You are confusing two things here. Unless the Stone space in question has isolated points, there will be no principal ultrafilters on the Boolean algebra of clopen sets. Every ultrafilter is the ultrafilter of sets containing given point, yes, but it is not principal.

Under the Stone correspondence, ultrafilters correspond to points. A principal filter corresponds to a clopen set.

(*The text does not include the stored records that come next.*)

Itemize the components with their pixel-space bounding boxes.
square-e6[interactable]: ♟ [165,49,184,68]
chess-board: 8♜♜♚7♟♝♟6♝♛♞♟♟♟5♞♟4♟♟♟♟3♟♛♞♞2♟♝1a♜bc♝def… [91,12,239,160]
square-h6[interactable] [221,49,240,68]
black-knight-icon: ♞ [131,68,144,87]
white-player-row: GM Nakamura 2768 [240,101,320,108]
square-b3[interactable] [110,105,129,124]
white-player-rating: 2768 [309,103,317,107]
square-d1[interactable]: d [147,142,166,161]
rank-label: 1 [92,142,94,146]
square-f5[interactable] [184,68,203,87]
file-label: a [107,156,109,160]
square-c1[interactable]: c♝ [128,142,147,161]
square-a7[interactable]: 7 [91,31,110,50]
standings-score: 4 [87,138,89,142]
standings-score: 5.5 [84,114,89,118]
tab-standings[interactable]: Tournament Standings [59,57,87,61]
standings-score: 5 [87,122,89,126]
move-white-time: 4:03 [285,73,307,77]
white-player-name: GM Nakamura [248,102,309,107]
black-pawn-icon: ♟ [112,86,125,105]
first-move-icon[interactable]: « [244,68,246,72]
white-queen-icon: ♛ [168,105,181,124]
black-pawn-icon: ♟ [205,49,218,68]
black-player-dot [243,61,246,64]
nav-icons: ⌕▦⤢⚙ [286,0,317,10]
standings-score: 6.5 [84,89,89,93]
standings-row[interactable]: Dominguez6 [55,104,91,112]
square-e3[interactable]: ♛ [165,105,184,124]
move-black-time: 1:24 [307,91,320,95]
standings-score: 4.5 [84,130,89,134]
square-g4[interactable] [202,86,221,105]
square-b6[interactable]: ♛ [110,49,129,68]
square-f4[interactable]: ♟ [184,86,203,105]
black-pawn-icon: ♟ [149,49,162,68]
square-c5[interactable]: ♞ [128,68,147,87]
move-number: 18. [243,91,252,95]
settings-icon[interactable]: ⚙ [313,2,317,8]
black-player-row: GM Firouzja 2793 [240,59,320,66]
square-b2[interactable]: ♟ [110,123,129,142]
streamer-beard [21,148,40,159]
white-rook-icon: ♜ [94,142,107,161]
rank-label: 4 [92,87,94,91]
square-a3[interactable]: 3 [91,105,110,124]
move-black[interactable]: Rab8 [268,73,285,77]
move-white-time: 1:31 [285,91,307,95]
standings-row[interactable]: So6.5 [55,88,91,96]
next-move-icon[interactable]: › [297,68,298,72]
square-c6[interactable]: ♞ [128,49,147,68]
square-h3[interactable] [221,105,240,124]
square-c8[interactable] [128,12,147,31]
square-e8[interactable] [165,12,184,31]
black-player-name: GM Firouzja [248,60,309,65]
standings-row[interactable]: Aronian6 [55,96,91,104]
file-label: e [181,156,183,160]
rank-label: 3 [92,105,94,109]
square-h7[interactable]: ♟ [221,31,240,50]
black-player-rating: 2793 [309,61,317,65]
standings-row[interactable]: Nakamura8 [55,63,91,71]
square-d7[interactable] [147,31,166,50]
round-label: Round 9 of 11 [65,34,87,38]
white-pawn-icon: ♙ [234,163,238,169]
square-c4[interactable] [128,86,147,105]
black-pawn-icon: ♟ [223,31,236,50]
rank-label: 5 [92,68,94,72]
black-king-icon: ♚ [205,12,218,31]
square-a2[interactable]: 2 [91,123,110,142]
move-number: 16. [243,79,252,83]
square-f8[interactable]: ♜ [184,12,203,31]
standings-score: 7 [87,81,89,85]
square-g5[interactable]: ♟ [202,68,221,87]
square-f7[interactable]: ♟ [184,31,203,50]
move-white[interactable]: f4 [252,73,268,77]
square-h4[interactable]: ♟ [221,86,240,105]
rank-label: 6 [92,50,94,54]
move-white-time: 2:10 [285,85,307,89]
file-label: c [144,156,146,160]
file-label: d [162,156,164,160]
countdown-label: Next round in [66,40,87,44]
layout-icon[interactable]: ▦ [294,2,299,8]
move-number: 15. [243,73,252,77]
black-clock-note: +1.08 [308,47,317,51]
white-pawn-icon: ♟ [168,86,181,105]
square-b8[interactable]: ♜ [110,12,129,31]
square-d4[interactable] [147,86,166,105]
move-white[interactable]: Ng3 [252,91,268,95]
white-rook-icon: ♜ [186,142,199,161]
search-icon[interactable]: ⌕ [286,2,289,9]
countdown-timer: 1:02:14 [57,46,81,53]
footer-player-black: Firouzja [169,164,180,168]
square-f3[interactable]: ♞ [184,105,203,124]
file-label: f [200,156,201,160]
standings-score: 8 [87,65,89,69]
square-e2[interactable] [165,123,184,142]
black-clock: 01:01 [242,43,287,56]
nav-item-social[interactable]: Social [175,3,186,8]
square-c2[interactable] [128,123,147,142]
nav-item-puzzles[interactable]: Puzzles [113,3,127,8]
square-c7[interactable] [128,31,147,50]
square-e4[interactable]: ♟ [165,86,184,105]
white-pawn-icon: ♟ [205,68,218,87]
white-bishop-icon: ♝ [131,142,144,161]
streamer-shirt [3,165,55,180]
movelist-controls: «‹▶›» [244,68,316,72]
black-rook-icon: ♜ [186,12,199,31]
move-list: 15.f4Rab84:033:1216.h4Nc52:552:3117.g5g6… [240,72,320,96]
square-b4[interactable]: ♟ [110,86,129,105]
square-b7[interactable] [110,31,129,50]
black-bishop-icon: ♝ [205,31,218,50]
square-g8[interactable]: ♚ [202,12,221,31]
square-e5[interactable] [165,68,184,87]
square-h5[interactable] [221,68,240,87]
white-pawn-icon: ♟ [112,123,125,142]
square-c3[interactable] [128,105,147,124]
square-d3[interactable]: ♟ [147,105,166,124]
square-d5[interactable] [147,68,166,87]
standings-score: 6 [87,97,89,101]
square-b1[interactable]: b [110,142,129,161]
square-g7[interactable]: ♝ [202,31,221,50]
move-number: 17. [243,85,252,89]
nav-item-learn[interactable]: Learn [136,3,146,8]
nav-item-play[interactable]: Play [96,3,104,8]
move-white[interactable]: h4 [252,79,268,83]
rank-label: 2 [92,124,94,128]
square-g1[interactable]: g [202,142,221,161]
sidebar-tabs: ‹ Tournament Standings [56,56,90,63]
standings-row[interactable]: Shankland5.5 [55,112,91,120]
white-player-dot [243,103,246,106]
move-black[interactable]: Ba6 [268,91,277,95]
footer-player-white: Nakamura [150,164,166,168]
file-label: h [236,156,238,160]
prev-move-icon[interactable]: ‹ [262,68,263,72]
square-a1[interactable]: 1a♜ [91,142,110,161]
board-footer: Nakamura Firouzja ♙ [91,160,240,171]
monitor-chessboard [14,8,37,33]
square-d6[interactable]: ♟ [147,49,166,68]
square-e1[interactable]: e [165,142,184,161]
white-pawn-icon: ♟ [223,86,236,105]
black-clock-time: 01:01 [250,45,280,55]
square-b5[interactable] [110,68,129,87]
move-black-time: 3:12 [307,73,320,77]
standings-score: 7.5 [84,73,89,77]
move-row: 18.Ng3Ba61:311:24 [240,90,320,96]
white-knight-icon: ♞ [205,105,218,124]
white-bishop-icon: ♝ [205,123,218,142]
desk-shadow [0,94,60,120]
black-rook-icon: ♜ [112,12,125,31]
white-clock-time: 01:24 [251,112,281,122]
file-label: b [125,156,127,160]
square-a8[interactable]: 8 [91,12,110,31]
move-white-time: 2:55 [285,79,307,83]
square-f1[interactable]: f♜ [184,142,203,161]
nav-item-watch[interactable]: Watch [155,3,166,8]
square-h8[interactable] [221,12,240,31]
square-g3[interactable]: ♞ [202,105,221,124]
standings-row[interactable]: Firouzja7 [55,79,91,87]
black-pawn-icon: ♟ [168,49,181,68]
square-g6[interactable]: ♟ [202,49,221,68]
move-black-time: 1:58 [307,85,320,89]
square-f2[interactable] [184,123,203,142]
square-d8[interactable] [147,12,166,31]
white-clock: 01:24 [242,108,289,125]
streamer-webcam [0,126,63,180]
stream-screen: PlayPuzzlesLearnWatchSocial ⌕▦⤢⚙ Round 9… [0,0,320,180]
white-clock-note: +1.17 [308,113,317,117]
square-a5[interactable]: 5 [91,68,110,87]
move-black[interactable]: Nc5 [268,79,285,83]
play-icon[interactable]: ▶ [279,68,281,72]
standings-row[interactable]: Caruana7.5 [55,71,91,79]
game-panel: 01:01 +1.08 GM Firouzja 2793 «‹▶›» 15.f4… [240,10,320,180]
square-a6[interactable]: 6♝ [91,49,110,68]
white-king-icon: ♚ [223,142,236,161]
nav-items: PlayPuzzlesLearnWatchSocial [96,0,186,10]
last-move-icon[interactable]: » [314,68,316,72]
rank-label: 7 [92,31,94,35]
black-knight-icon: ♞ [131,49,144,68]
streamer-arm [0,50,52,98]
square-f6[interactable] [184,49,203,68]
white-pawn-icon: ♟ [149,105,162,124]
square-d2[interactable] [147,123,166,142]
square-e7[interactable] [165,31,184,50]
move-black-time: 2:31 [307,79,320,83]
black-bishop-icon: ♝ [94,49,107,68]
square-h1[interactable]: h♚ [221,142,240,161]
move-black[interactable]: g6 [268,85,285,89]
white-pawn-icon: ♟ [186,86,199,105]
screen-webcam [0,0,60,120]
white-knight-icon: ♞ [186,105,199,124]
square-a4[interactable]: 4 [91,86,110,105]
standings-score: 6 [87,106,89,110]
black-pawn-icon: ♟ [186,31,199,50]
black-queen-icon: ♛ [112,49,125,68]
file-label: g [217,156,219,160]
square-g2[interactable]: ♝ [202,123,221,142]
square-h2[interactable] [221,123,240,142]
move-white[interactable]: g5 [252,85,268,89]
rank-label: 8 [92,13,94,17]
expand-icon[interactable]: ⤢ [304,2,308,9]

A principal ultrafilter corresponds to a clopen, i.e. isolated point.

In other words, every point in the Stone space give you an ultrafilter, but it will only be principal if the point is isolated.

The point is that the intersection of every ultrafilter, principal or not, is a single point, or rather, pendantically speaking, the singleton of a single point. It follows from the fact that you have compactness on clopen sets (to have a point in the intersection) and the fact that clopen sets separate points (to have no more than one point in the intersection). But typically, this singleton is not a clopen set, so not a member of the algebra.